Here is the xml used:

<mxGraphModel dx="1086" dy="596" grid="1" gridSize="10" guides="1" tooltips="1" connect="1" arrows="1" fold="1" page="1" pageScale="1" pageWidth="850" pageHeight="1100" math="0" shadow="0">
  <root>
    <mxCell id="0"/>
    <mxCell id="1" parent="0"/>
    <mxCell id="YJb7HCrh72y2aGPrfETQ-1" value="" style="endArrow=classic;html=1;" parent="1" edge="1">
      <mxGeometry width="50" height="50" relative="1" as="geometry">
        <mxPoint x="130" y="310" as="sourcePoint"/>
        <mxPoint x="180" y="260" as="targetPoint"/>
      </mxGeometry>
    </mxCell>
    <mxCell id="YJb7HCrh72y2aGPrfETQ-2" value="" style="endArrow=classic;html=1;" parent="1" edge="1">
      <mxGeometry width="50" height="50" relative="1" as="geometry">
        <mxPoint x="290" y="270" as="sourcePoint"/>
        <mxPoint x="340" y="220" as="targetPoint"/>
      </mxGeometry>
    </mxCell>
  </root>
</mxGraphModel>

Solution

  • The behavior you are observing can be demonstrated more simply as follows. The following unit test will succeed (demo fiddle here):

    XmlNodeList nodelist = doc.SelectNodes("*/*"); // Select all children of the root node
    RemoveChildren(doc.DocumentElement);
    Assert.IsTrue(nodelist.Count == 0); // Passes
    

    While the following will fail:

    XmlNodeList nodelist = doc.SelectNodes("*/*"); // Select all children of the root node
    Assert.IsTrue(nodelist.Count > 0);  // Passes
    RemoveChildren(doc.DocumentElement);
    Assert.IsTrue(nodelist.Count == 0); // FAILS!?
    

    Why might the addition of a mere nodelist.Count before removing some nodes cause an inconsistency in the contents of nodelist after the nodes are removed?

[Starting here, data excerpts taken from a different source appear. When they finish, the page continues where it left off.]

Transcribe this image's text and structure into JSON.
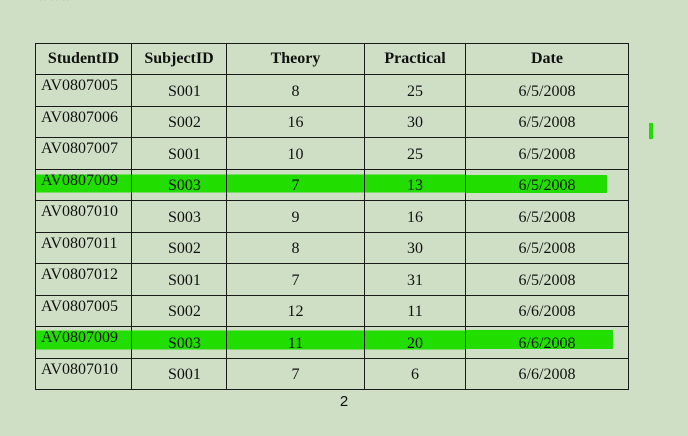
{
  "table": {
    "headers": [
      "StudentID",
      "SubjectID",
      "Theory",
      "Practical",
      "Date"
    ],
    "rows": [
      {
        "student_id": "AV0807005",
        "subject_id": "S001",
        "theory": "8",
        "practical": "25",
        "date": "6/5/2008",
        "highlighted": false
      },
      {
        "student_id": "AV0807006",
        "subject_id": "S002",
        "theory": "16",
        "practical": "30",
        "date": "6/5/2008",
        "highlighted": false
      },
      {
        "student_id": "AV0807007",
        "subject_id": "S001",
        "theory": "10",
        "practical": "25",
        "date": "6/5/2008",
        "highlighted": false
      },
      {
        "student_id": "AV0807009",
        "subject_id": "S003",
        "theory": "7",
        "practical": "13",
        "date": "6/5/2008",
        "highlighted": true
      },
      {
        "student_id": "AV0807010",
        "subject_id": "S003",
        "theory": "9",
        "practical": "16",
        "date": "6/5/2008",
        "highlighted": false
      },
      {
        "student_id": "AV0807011",
        "subject_id": "S002",
        "theory": "8",
        "practical": "30",
        "date": "6/5/2008",
        "highlighted": false
      },
      {
        "student_id": "AV0807012",
        "subject_id": "S001",
        "theory": "7",
        "practical": "31",
        "date": "6/5/2008",
        "highlighted": false
      },
      {
        "student_id": "AV0807005",
        "subject_id": "S002",
        "theory": "12",
        "practical": "11",
        "date": "6/6/2008",
        "highlighted": false
      },
      {
        "student_id": "AV0807009",
        "subject_id": "S003",
        "theory": "11",
        "practical": "20",
        "date": "6/6/2008",
        "highlighted": true
      },
      {
        "student_id": "AV0807010",
        "subject_id": "S001",
        "theory": "7",
        "practical": "6",
        "date": "6/6/2008",
        "highlighted": false
      }
    ]
  },
  "page_number": "2",
  "colors": {
    "background": "#cfdfc5",
    "highlight": "#22dd00",
    "text": "#111111"
  }
}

    As it turns out, there is no specified behavior for the XmlNodeList returned by SelectNodes() in this situation. From the documentation remarks for XmlNode.SelectNodes():

    The XmlNodeList object returned by this method will be valid while the underlying document remains unchanged. If the underlying document changes, unexpected results may be returned (no exception will be thrown).

    Such "unexpected results" are what you are observing. Once RemoveChildren() is called the contents of nodelist are not specified or guaranteed by .Net. (In fact, it appears that the XmlNodeList returned uses a lazy evaluation mechanism. As soon as the node list is counted or iterated through (but not before), the XPath query is evaluated once and only once and the results cached and subsequently reused.)

    This documented restriction on node lists returned by XPath queries is in contrast to the general documentation for XmlNodeList which states:

    Changes to the children of the node object that the XmlNodeList collection was created from are immediately reflected in the nodes returned by the XmlNodeList properties and methods.

    That remark appears to apply only to XmlNodeList child lists returned by methods of XmlNode DOM objects.

    To avoid the inconsistency, you can explicitly materialize the XmlNodeList to a List<XmlNode> immediately after evaluation like so:

    var nodelist = doc.SelectNodes("*/*").Cast<XmlNode>().ToList();
    

    Demo fiddle here.

    Switching to LINQ to XML would be another option, as it's generally easier to work with than the older XmlDocument API.